В контексте вступления «русского романа» во французскую культуру, происходившего одновременно с формированием нового взгляда на Рембрандта, техника которого основана скорее на драматическом напряжении, рожденном из контраста светлых и темных тонов, нежели на четкости прорисованной линии, сравнение двух мастеров становится подспорьем для переоценки русских авторов и особенно Достоевского. Действительно, речь идет об эпохе, когда первые выставки и первые каталоги[536]

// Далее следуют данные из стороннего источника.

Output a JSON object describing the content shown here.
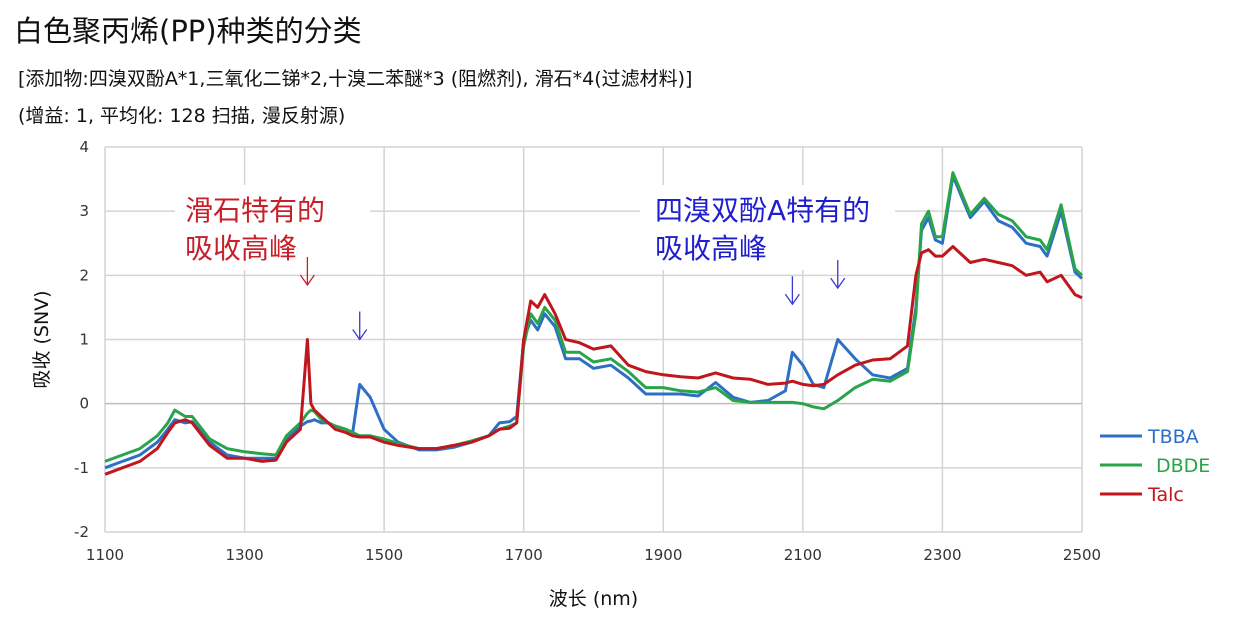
{
  "header": {
    "title": "白色聚丙烯(PP)种类的分类",
    "subtitle1": "[添加物:四溴双酚A*1,三氧化二锑*2,十溴二苯醚*3 (阻燃剂), 滑石*4(过滤材料)]",
    "subtitle2": "(增益: 1,  平均化: 128 扫描, 漫反射源)"
  },
  "chart_data": {
    "type": "line",
    "xlabel": "波长 (nm)",
    "ylabel": "吸收 (SNV)",
    "xlim": [
      1100,
      2500
    ],
    "ylim": [
      -2,
      4
    ],
    "xticks": [
      "1100",
      "1300",
      "1500",
      "1700",
      "1900",
      "2100",
      "2300",
      "2500"
    ],
    "yticks": [
      "-2",
      "-1",
      "0",
      "1",
      "2",
      "3",
      "4"
    ],
    "grid": true,
    "legend_position": "right",
    "x": [
      1100,
      1125,
      1150,
      1175,
      1190,
      1200,
      1215,
      1225,
      1250,
      1275,
      1300,
      1325,
      1345,
      1360,
      1380,
      1390,
      1395,
      1400,
      1410,
      1420,
      1430,
      1445,
      1455,
      1465,
      1480,
      1500,
      1520,
      1550,
      1575,
      1600,
      1625,
      1650,
      1665,
      1680,
      1690,
      1700,
      1710,
      1720,
      1730,
      1745,
      1760,
      1780,
      1800,
      1825,
      1850,
      1875,
      1900,
      1925,
      1950,
      1975,
      2000,
      2025,
      2050,
      2075,
      2085,
      2100,
      2115,
      2130,
      2150,
      2175,
      2200,
      2225,
      2250,
      2262,
      2270,
      2280,
      2290,
      2300,
      2315,
      2340,
      2360,
      2380,
      2400,
      2420,
      2440,
      2450,
      2470,
      2490,
      2500
    ],
    "series": [
      {
        "name": "TBBA",
        "color": "#2e6fc6",
        "values": [
          -1.0,
          -0.9,
          -0.8,
          -0.6,
          -0.4,
          -0.25,
          -0.3,
          -0.28,
          -0.6,
          -0.8,
          -0.85,
          -0.85,
          -0.85,
          -0.55,
          -0.35,
          -0.28,
          -0.27,
          -0.25,
          -0.3,
          -0.3,
          -0.35,
          -0.4,
          -0.45,
          0.3,
          0.1,
          -0.4,
          -0.6,
          -0.72,
          -0.72,
          -0.68,
          -0.6,
          -0.5,
          -0.3,
          -0.28,
          -0.2,
          1.0,
          1.3,
          1.15,
          1.4,
          1.2,
          0.7,
          0.7,
          0.55,
          0.6,
          0.4,
          0.15,
          0.15,
          0.15,
          0.12,
          0.33,
          0.1,
          0.02,
          0.05,
          0.2,
          0.8,
          0.6,
          0.3,
          0.25,
          1.0,
          0.7,
          0.45,
          0.4,
          0.55,
          1.5,
          2.7,
          2.9,
          2.55,
          2.5,
          3.55,
          2.9,
          3.15,
          2.85,
          2.75,
          2.5,
          2.45,
          2.3,
          3.0,
          2.05,
          1.95
        ]
      },
      {
        "name": "DBDE",
        "color": "#2aa44a",
        "values": [
          -0.9,
          -0.8,
          -0.7,
          -0.5,
          -0.3,
          -0.1,
          -0.2,
          -0.2,
          -0.55,
          -0.7,
          -0.75,
          -0.78,
          -0.8,
          -0.5,
          -0.3,
          -0.15,
          -0.1,
          -0.12,
          -0.25,
          -0.3,
          -0.35,
          -0.4,
          -0.45,
          -0.5,
          -0.5,
          -0.55,
          -0.62,
          -0.7,
          -0.7,
          -0.65,
          -0.58,
          -0.5,
          -0.4,
          -0.35,
          -0.3,
          0.9,
          1.4,
          1.25,
          1.5,
          1.3,
          0.8,
          0.8,
          0.65,
          0.7,
          0.5,
          0.25,
          0.25,
          0.2,
          0.18,
          0.25,
          0.05,
          0.02,
          0.02,
          0.02,
          0.02,
          0.0,
          -0.05,
          -0.08,
          0.05,
          0.25,
          0.38,
          0.35,
          0.5,
          1.4,
          2.8,
          3.0,
          2.6,
          2.6,
          3.6,
          2.95,
          3.2,
          2.95,
          2.85,
          2.6,
          2.55,
          2.4,
          3.1,
          2.1,
          2.0
        ]
      },
      {
        "name": "Talc",
        "color": "#c0161e",
        "values": [
          -1.1,
          -1.0,
          -0.9,
          -0.7,
          -0.45,
          -0.3,
          -0.25,
          -0.3,
          -0.65,
          -0.85,
          -0.85,
          -0.9,
          -0.88,
          -0.6,
          -0.4,
          1.0,
          0.0,
          -0.1,
          -0.2,
          -0.3,
          -0.4,
          -0.45,
          -0.5,
          -0.52,
          -0.52,
          -0.6,
          -0.65,
          -0.7,
          -0.7,
          -0.65,
          -0.6,
          -0.5,
          -0.4,
          -0.38,
          -0.3,
          1.0,
          1.6,
          1.5,
          1.7,
          1.4,
          1.0,
          0.95,
          0.85,
          0.9,
          0.6,
          0.5,
          0.45,
          0.42,
          0.4,
          0.48,
          0.4,
          0.38,
          0.3,
          0.32,
          0.35,
          0.3,
          0.28,
          0.3,
          0.45,
          0.6,
          0.68,
          0.7,
          0.9,
          2.0,
          2.35,
          2.4,
          2.3,
          2.3,
          2.45,
          2.2,
          2.25,
          2.2,
          2.15,
          2.0,
          2.05,
          1.9,
          2.0,
          1.7,
          1.65
        ]
      }
    ],
    "annotations": [
      {
        "text1": "滑石特有的",
        "text2": "吸收高峰",
        "color": "#c8202a",
        "arrows": [
          {
            "x": 1390,
            "y": 1.85,
            "color": "#c8202a"
          },
          {
            "x": 1465,
            "y": 1.0,
            "color": "#3a3ad0"
          }
        ]
      },
      {
        "text1": "四溴双酚A特有的",
        "text2": "吸收高峰",
        "color": "#1f1fd0",
        "arrows": [
          {
            "x": 2085,
            "y": 1.55,
            "color": "#3a3ad0"
          },
          {
            "x": 2150,
            "y": 1.8,
            "color": "#3a3ad0"
          }
        ]
      }
    ]
  }
}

позволяют французской публике не только познакомиться с работами голландского художника, но и вернуть к жизни художественную парадигму, основанную на выразительности игры цвета в ущерб точности мазка и гармонии пропорций, — это парадигма прекрасно известна во Франции, поскольку в течение долгого времени ее воплощала пара Пуссен — Делакруа. Возрождая эту референционную модель, творчество Рембрандта освещает Достоевского новым светом и обнаруживает не столько примитивного рассказчика, сколько романиста, для которого характерна поэтика, конечно же жесткая и контрастная, но в высшей степени подходящая для эстетического канона à la française. Эвристический аспект сравнения, а также то обстоятельство, что оно выводило Достоевского за рамки экзотической варварской прозы, придавая ему статус универсального мастера, находят место в критической позиции А. Сюареса, одного из пионеров в проведении этой параллели: рассматривая обоих творцов наравне и в одном и том же плане, Сюарес хочет показать, что «Достоевский создал Россию […], которая, переставая быть казацкой, проявляет себя как сокровищница для будущего, как ресурс для рода человеческого»[537].Можно сказать, что параллель устанавливается сама собой, тем более что к ней обращаются именитые писатели, которые представляют ее, конечно, по-разному, но все как один движимы желанием признать творчество Достоевского в виде письма глубинной психологии и, таким образом, признать статус мастера за тем, кто среди своих соотечественников, входивших во французскую литературу в то же самое время, менее чем кто-либо соответствовал романным законам эпохи[538]
. Не вдаваясь в детали, приведем лишь один пример. М. Пруст как нельзя более ревностно утверждает эту параллель в ставшем знаменитым пассаже из романа «Пленница»:Но он великий творец. Похоже, что мир, который он живописует, был создан под него. Все эти шуты, что возникают снова и снова, все эти Лебедевы, Карамазовы, Иволгины, Сергеевы, вся эта невероятная процессия представляет собой человечество более фантастическое, чем то, что населяет «Ночной дозор» Рембрандта. И очень может быть, что фантастическим оно является в том же смысле, то есть в силу освещения и одеяний, а в сущности остается вполне обычным. Во всяком случае, эта человечность исполнена глубинных и уникальных истин, принадлежащих исключительно Достоевскому[539]
.Мы видим парадокс, который заключается в том, чтобы осветить некий необычный и глубинный аспект авторского изображения мира, то, что ему собственно принадлежит, прибегнув для этого к сравнению, которое само остается приблизительным; но здесь цель в том, чтобы реабилитировать романиста посредством художника: подобно Достоевскому, неровный стиль, болезненные персонажи и истеричные сцены которого принесли ему славу художника-невротика, Рембрандта обвиняли в том, что он создавал гротескные и патологические фигуры, овеянные мраком их собственных душ и умов. Но Пруст подчеркивает, что навязчивый характер представления этих персонажей выражает стремление познать повседневность, чтобы превратить ее в место, где вдруг появляется нечто фантастическое, неожиданное, возникают невиданные черты реальности и психеи, каковые по этой причине кажутся нам сверхъестественными. Такое внезапное явление может произойти лишь в диалектике тени и света, присущей универсуму двух художников: тень заставляет взгляд направиться к мрачному универсуму низменных страстей и к потаенным уголкам общества и города; свет, который брызжет из этой тьмы, трансформирует хаотичный мир в пространство, где становится возможным откровение благодаря контрасту, в силу которого оно выступает на фоне того, что его окружает.